Spotlight, which tells the story of the four Boston Globe reporters who first investigated the sexual abuse scandal in Boston in 2001, premiered last week, and immediately received much critical acclaim both locally and nationally. The film treats the extremely sensitive issue of the sexual abuse scandals from a unique angle: that of reporters who were eager but hesitant to realize just how large and pervasive the problem was.
Unlike stories from the perspective of victims or Church officials involved in the aftermath, the perspective of the reporters allows viewers to step into the simultaneous compassion, horror, and desire for justice that resulted when first these four individuals, and later millions, realized the magnitude of the scandal.
As a non-Catholic, not from Boston, and too young to have been reading the news in 2001, this was really the first time I realized exactly how the scandal became publicized. s long as I can recall, the sexual abuse scandal has simply been an unfortunate truth in the Catholic church. Given my relatively outsider perspective, the thing that was most striking to me was realizing just how painful it was for people in Boston to come to terms with this reality. The deeply seeded Catholic faith of Bostonians is incredibly prevalent throughout the movie as an important aspect of the city.

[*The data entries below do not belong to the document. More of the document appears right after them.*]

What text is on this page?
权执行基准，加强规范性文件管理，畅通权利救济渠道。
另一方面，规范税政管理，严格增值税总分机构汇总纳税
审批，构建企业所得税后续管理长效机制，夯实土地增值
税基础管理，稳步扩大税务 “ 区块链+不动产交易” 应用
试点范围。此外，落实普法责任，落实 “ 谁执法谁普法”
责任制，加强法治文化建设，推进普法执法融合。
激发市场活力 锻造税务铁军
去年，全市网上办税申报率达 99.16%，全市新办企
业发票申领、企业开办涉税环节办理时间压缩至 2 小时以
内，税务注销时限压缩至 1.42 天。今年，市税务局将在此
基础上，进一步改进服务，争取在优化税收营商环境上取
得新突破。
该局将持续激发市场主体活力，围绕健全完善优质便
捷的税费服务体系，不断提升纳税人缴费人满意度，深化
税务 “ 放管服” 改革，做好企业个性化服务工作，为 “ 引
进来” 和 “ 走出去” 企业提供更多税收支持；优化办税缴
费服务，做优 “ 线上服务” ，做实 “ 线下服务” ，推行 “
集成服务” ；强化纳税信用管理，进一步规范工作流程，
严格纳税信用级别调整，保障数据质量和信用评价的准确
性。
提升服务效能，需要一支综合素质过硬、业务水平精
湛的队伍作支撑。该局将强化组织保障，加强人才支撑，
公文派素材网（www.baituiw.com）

Perhaps the most evident sign of Bostonians allegiance to the Church comes through the contrast of nearly every other character with Marty Baron, who was hired as an editor at the Globe just before the Spotlight team picked up the sexual abuse story. Baron was the first Jewish editor ever to work at the Globe, and he was also not from Boston. Thus, throughout the film, Baron often offers a completely different perspective than the rest of the reporters and lawyers, who were all raised in New England as Catholics. One example is in his initial decision to make a legal request to unseal certain Church documents, which results in the shocked response from multiple characters: “You are going to sue the Church?!” Of course, The Globe was not actually suing the Church; they were just requesting sealed judicial documents. However, anything even remotely suggestive of an attack against the Church, especially with regard to such weighty allegations as complicity in sexual abuse, seemed to Bostonians as the start of a war. Such a war seemed impossible to wage, especially against an institution that “thinks in centuries.” Given that, Spotlight shows the extreme boldness it took to take on such a story, while simultaneously emphasizing the fact that perhaps because of the intimidating power of the Church, the city had turned a blind eye for far too long.
What I found most striking and emotionally riveting though, was the extremely personal response from each of the four reporters. Each has to realize that they are intertwined with the scandal in their individual ways simply because they grew up surrounded by the Catholic Church. Some had known priests who were guilty and some had known victims, but what all four come to realize by the end is that it “could have been you, could have been me, could have been any of us.” The scandal touched the lives of nearly every Catholic Bostonian.
Even for a viewer not already familiar with the story, Spotlight offers a compelling and honest introduction to the sexual abuse scandal in the Archdiocese of Boston, revealing the way it challenged the Catholic faith and “small town” feel of our city.